PDF files often carry incorrect or incomplete metadata. A paper downloaded from a server might have a title like draft_final.docx. A document exported from another program might have a completely empty author field. For users who rely on a PDF reader to organize a library of documents, this matters.
I recently wrote a tool called etch that deals with this problem.
It is command-line only and is packaged as a script that can be downloaded from GitHub and run without installation.
Running etch with just a file path displays the current metadata.
Passing --title or --author or both shows a before-and-after preview and asks for confirmation before making any changes.
For a short usage guide, see the readme here.
Implementation details
Rather than reading and writing PDF metadata directly, etch delegates this work to exiftool, a well-established utility created by Phil Harvey that handles metadata for many file formats.
etch checks that it is installed at startup and exits with a clear message if it is not.
When writing changes, etch passes -overwrite_original to exiftool.
This flag alters exiftool’s default behaviour of keeping a backup of the original file before modifying it.
Instead of keeping a backup, I opted to ask the user to confirm their change.
Limitations of this tool include the following:
etchcan only edit title and author. Other metadata fields are not supported.etchrequiresexiftoolto be installed.

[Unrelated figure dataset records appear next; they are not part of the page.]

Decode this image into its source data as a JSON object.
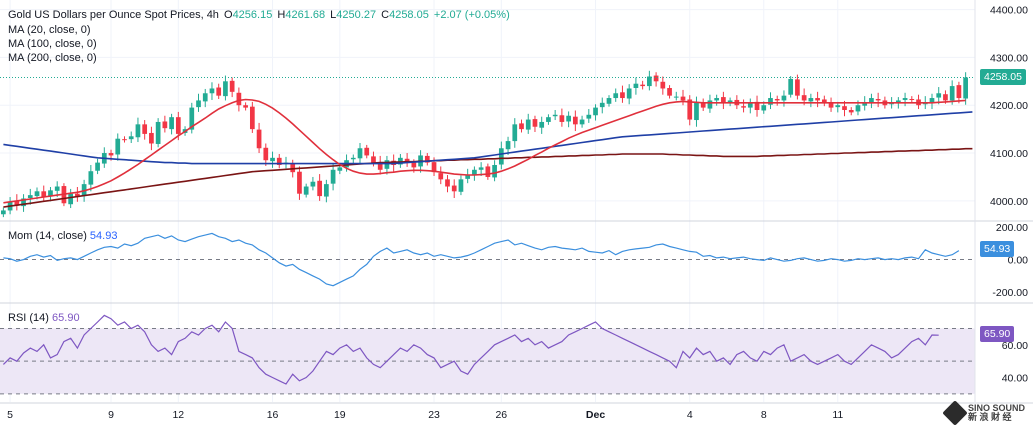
{
  "legend": {
    "title": "Gold US Dollars per Ounce Spot Prices, 4h",
    "o_label": "O",
    "o_value": "4256.15",
    "h_label": "H",
    "h_value": "4261.68",
    "l_label": "L",
    "l_value": "4250.27",
    "c_label": "C",
    "c_value": "4258.05",
    "change": "+2.07 (+0.05%)",
    "ma20": "MA (20, close, 0)",
    "ma100": "MA (100, close, 0)",
    "ma200": "MA (200, close, 0)"
  },
  "mom_legend": {
    "label": "Mom (14, close)",
    "value": "54.93"
  },
  "rsi_legend": {
    "label": "RSI (14)",
    "value": "65.90"
  },
  "tags": {
    "price": "4258.05",
    "mom": "54.93",
    "rsi": "65.90"
  },
  "colors": {
    "up": "#22ab94",
    "down": "#f23645",
    "ma20": "#e0303c",
    "ma100": "#1f3fa6",
    "ma200": "#7a1414",
    "mom": "#3b8fde",
    "rsi": "#7e57c2",
    "rsi_band": "#ede7f6",
    "grid": "#f0f3fa",
    "axis_text": "#131722",
    "price_tag": "#22ab94"
  },
  "watermark": {
    "text1": "SINO SOUND",
    "text2": "新 浪 财 经"
  },
  "chart_data": [
    {
      "type": "candlestick",
      "title": "Gold US Dollars per Ounce Spot Prices, 4h",
      "x_tick_labels": [
        "5",
        "9",
        "12",
        "16",
        "19",
        "23",
        "26",
        "Dec",
        "4",
        "8",
        "11"
      ],
      "y_tick_labels": [
        "4400.00",
        "4300.00",
        "4200.00",
        "4100.00",
        "4000.00"
      ],
      "ylim": [
        3960,
        4420
      ],
      "last_close": 4258.05,
      "closes": [
        3980,
        3998,
        3990,
        4005,
        4012,
        4020,
        4008,
        4022,
        4030,
        3995,
        4015,
        4008,
        4035,
        4062,
        4080,
        4100,
        4095,
        4130,
        4128,
        4135,
        4160,
        4140,
        4120,
        4165,
        4152,
        4175,
        4140,
        4150,
        4195,
        4210,
        4225,
        4235,
        4220,
        4250,
        4228,
        4200,
        4195,
        4150,
        4110,
        4085,
        4090,
        4075,
        4080,
        4060,
        4015,
        4030,
        4040,
        4010,
        4035,
        4065,
        4070,
        4085,
        4090,
        4110,
        4095,
        4080,
        4065,
        4085,
        4075,
        4090,
        4080,
        4070,
        4095,
        4080,
        4060,
        4045,
        4030,
        4020,
        4045,
        4055,
        4065,
        4070,
        4050,
        4075,
        4110,
        4125,
        4160,
        4150,
        4170,
        4155,
        4165,
        4175,
        4180,
        4165,
        4178,
        4160,
        4170,
        4180,
        4195,
        4205,
        4215,
        4225,
        4215,
        4235,
        4245,
        4240,
        4260,
        4250,
        4235,
        4220,
        4218,
        4210,
        4170,
        4205,
        4195,
        4210,
        4215,
        4205,
        4210,
        4200,
        4195,
        4205,
        4190,
        4200,
        4215,
        4210,
        4220,
        4255,
        4220,
        4210,
        4215,
        4210,
        4205,
        4195,
        4200,
        4190,
        4185,
        4200,
        4205,
        4215,
        4210,
        4200,
        4205,
        4210,
        4215,
        4212,
        4200,
        4205,
        4215,
        4225,
        4210,
        4240,
        4215,
        4258
      ],
      "ma20": [
        3996,
        3998,
        4000,
        4002,
        4004,
        4006,
        4008,
        4010,
        4012,
        4014,
        4016,
        4018,
        4021,
        4025,
        4030,
        4036,
        4042,
        4050,
        4058,
        4067,
        4076,
        4086,
        4096,
        4106,
        4116,
        4126,
        4136,
        4145,
        4155,
        4164,
        4173,
        4183,
        4192,
        4199,
        4205,
        4210,
        4212,
        4211,
        4208,
        4202,
        4194,
        4184,
        4173,
        4161,
        4148,
        4135,
        4122,
        4109,
        4097,
        4086,
        4076,
        4068,
        4062,
        4058,
        4056,
        4056,
        4057,
        4059,
        4060,
        4062,
        4063,
        4064,
        4064,
        4063,
        4062,
        4060,
        4058,
        4056,
        4055,
        4054,
        4054,
        4055,
        4056,
        4058,
        4062,
        4067,
        4073,
        4080,
        4087,
        4095,
        4102,
        4110,
        4117,
        4124,
        4131,
        4137,
        4143,
        4148,
        4153,
        4158,
        4163,
        4168,
        4173,
        4178,
        4183,
        4188,
        4193,
        4198,
        4202,
        4205,
        4207,
        4208,
        4207,
        4206,
        4205,
        4205,
        4205,
        4205,
        4205,
        4205,
        4205,
        4205,
        4205,
        4205,
        4205,
        4205,
        4205,
        4205,
        4205,
        4205,
        4205,
        4205,
        4205,
        4205,
        4205,
        4205,
        4205,
        4205,
        4205,
        4205,
        4205,
        4205,
        4205,
        4205,
        4205,
        4205,
        4205,
        4205,
        4205,
        4206,
        4207,
        4208,
        4209,
        4210
      ],
      "ma100": [
        4118,
        4116,
        4114,
        4112,
        4110,
        4108,
        4106,
        4104,
        4102,
        4100,
        4098,
        4096,
        4094,
        4092,
        4090,
        4089,
        4088,
        4087,
        4086,
        4085,
        4084,
        4083,
        4082,
        4081,
        4080,
        4080,
        4079,
        4079,
        4078,
        4078,
        4078,
        4078,
        4078,
        4078,
        4078,
        4078,
        4078,
        4078,
        4078,
        4078,
        4078,
        4078,
        4078,
        4078,
        4078,
        4078,
        4078,
        4078,
        4078,
        4078,
        4078,
        4078,
        4078,
        4078,
        4078,
        4078,
        4078,
        4078,
        4078,
        4079,
        4080,
        4081,
        4082,
        4083,
        4084,
        4085,
        4086,
        4087,
        4088,
        4089,
        4090,
        4092,
        4094,
        4096,
        4098,
        4100,
        4102,
        4104,
        4106,
        4108,
        4110,
        4112,
        4114,
        4116,
        4118,
        4120,
        4122,
        4124,
        4126,
        4128,
        4130,
        4132,
        4134,
        4135,
        4136,
        4137,
        4138,
        4139,
        4140,
        4141,
        4142,
        4143,
        4144,
        4145,
        4146,
        4147,
        4148,
        4149,
        4150,
        4151,
        4152,
        4153,
        4154,
        4155,
        4156,
        4157,
        4158,
        4159,
        4160,
        4161,
        4162,
        4163,
        4164,
        4165,
        4166,
        4167,
        4168,
        4169,
        4170,
        4171,
        4172,
        4173,
        4174,
        4175,
        4176,
        4177,
        4178,
        4179,
        4180,
        4181,
        4182,
        4183,
        4184,
        4185,
        4186
      ],
      "ma200": [
        3987,
        3989,
        3991,
        3993,
        3995,
        3997,
        3999,
        4001,
        4003,
        4005,
        4007,
        4009,
        4011,
        4013,
        4015,
        4017,
        4019,
        4021,
        4023,
        4025,
        4027,
        4029,
        4031,
        4033,
        4035,
        4037,
        4039,
        4041,
        4043,
        4045,
        4047,
        4049,
        4051,
        4053,
        4055,
        4057,
        4059,
        4061,
        4062,
        4063,
        4064,
        4065,
        4066,
        4067,
        4068,
        4069,
        4070,
        4071,
        4072,
        4073,
        4074,
        4075,
        4076,
        4077,
        4078,
        4079,
        4080,
        4080,
        4081,
        4081,
        4082,
        4082,
        4083,
        4083,
        4084,
        4084,
        4085,
        4085,
        4086,
        4086,
        4087,
        4087,
        4088,
        4088,
        4089,
        4089,
        4090,
        4090,
        4091,
        4091,
        4092,
        4092,
        4093,
        4093,
        4094,
        4094,
        4095,
        4095,
        4096,
        4096,
        4097,
        4097,
        4098,
        4098,
        4098,
        4098,
        4098,
        4098,
        4098,
        4097,
        4097,
        4096,
        4096,
        4095,
        4095,
        4094,
        4094,
        4093,
        4093,
        4093,
        4093,
        4093,
        4093,
        4094,
        4094,
        4095,
        4095,
        4096,
        4096,
        4097,
        4097,
        4098,
        4098,
        4099,
        4099,
        4100,
        4100,
        4101,
        4101,
        4102,
        4102,
        4103,
        4103,
        4104,
        4104,
        4105,
        4105,
        4106,
        4106,
        4107,
        4107,
        4108,
        4108,
        4109,
        4109
      ]
    },
    {
      "type": "line",
      "title": "Mom (14, close)",
      "y_tick_labels": [
        "200.00",
        "0.00",
        "-200.00"
      ],
      "ylim": [
        -260,
        230
      ],
      "last_value": 54.93,
      "values": [
        10,
        5,
        -10,
        0,
        20,
        30,
        15,
        25,
        -5,
        5,
        10,
        0,
        20,
        40,
        60,
        75,
        80,
        70,
        95,
        85,
        100,
        130,
        140,
        150,
        130,
        145,
        120,
        110,
        125,
        140,
        150,
        160,
        140,
        130,
        110,
        120,
        100,
        90,
        60,
        40,
        10,
        -20,
        -40,
        -30,
        -60,
        -80,
        -100,
        -120,
        -150,
        -160,
        -140,
        -120,
        -100,
        -60,
        -30,
        20,
        50,
        70,
        40,
        50,
        60,
        40,
        30,
        40,
        20,
        30,
        20,
        10,
        15,
        25,
        40,
        60,
        80,
        100,
        110,
        120,
        90,
        100,
        85,
        70,
        60,
        75,
        80,
        70,
        65,
        60,
        70,
        50,
        45,
        40,
        55,
        30,
        50,
        60,
        65,
        70,
        75,
        90,
        95,
        80,
        70,
        60,
        50,
        45,
        20,
        25,
        10,
        15,
        5,
        10,
        15,
        5,
        0,
        -5,
        10,
        0,
        -10,
        -5,
        5,
        10,
        0,
        -10,
        -5,
        5,
        0,
        -10,
        -5,
        5,
        0,
        5,
        10,
        0,
        5,
        0,
        10,
        15,
        5,
        60,
        40,
        30,
        20,
        30,
        55
      ],
      "ref_lines": [
        0
      ]
    },
    {
      "type": "line",
      "title": "RSI (14)",
      "y_tick_labels": [
        "60.00",
        "40.00"
      ],
      "ylim": [
        25,
        85
      ],
      "band": [
        30,
        70
      ],
      "last_value": 65.9,
      "values": [
        48,
        52,
        50,
        55,
        58,
        56,
        60,
        52,
        54,
        62,
        64,
        58,
        66,
        70,
        74,
        78,
        76,
        72,
        74,
        70,
        72,
        68,
        60,
        56,
        58,
        54,
        62,
        64,
        68,
        66,
        70,
        72,
        68,
        74,
        70,
        56,
        54,
        52,
        46,
        42,
        40,
        38,
        36,
        42,
        38,
        40,
        44,
        50,
        56,
        54,
        58,
        60,
        56,
        58,
        52,
        48,
        46,
        50,
        54,
        58,
        56,
        60,
        58,
        54,
        52,
        46,
        48,
        50,
        44,
        42,
        48,
        52,
        56,
        60,
        62,
        64,
        66,
        62,
        64,
        60,
        62,
        58,
        60,
        62,
        66,
        68,
        70,
        72,
        74,
        70,
        68,
        66,
        64,
        62,
        60,
        58,
        56,
        54,
        52,
        50,
        46,
        56,
        52,
        58,
        54,
        56,
        50,
        52,
        48,
        54,
        56,
        52,
        50,
        56,
        54,
        58,
        60,
        50,
        52,
        54,
        50,
        48,
        50,
        52,
        54,
        50,
        48,
        52,
        56,
        60,
        58,
        56,
        52,
        54,
        58,
        62,
        64,
        60,
        66,
        65.9
      ]
    }
  ]
}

Keeping a curated document library
The quality of PDF metadata varies widely and is largely determined by the tool used to create the file. Unfortunately, most tools do a poor job. Files exported from word processors tend to carry over whatever document title was last saved, and scanned documents often have no metadata at all. This is mostly outside the user’s control.
Correcting PDF metadata by hand is a low-priority task for most people. But for those building a well-organized document library, it is worth doing.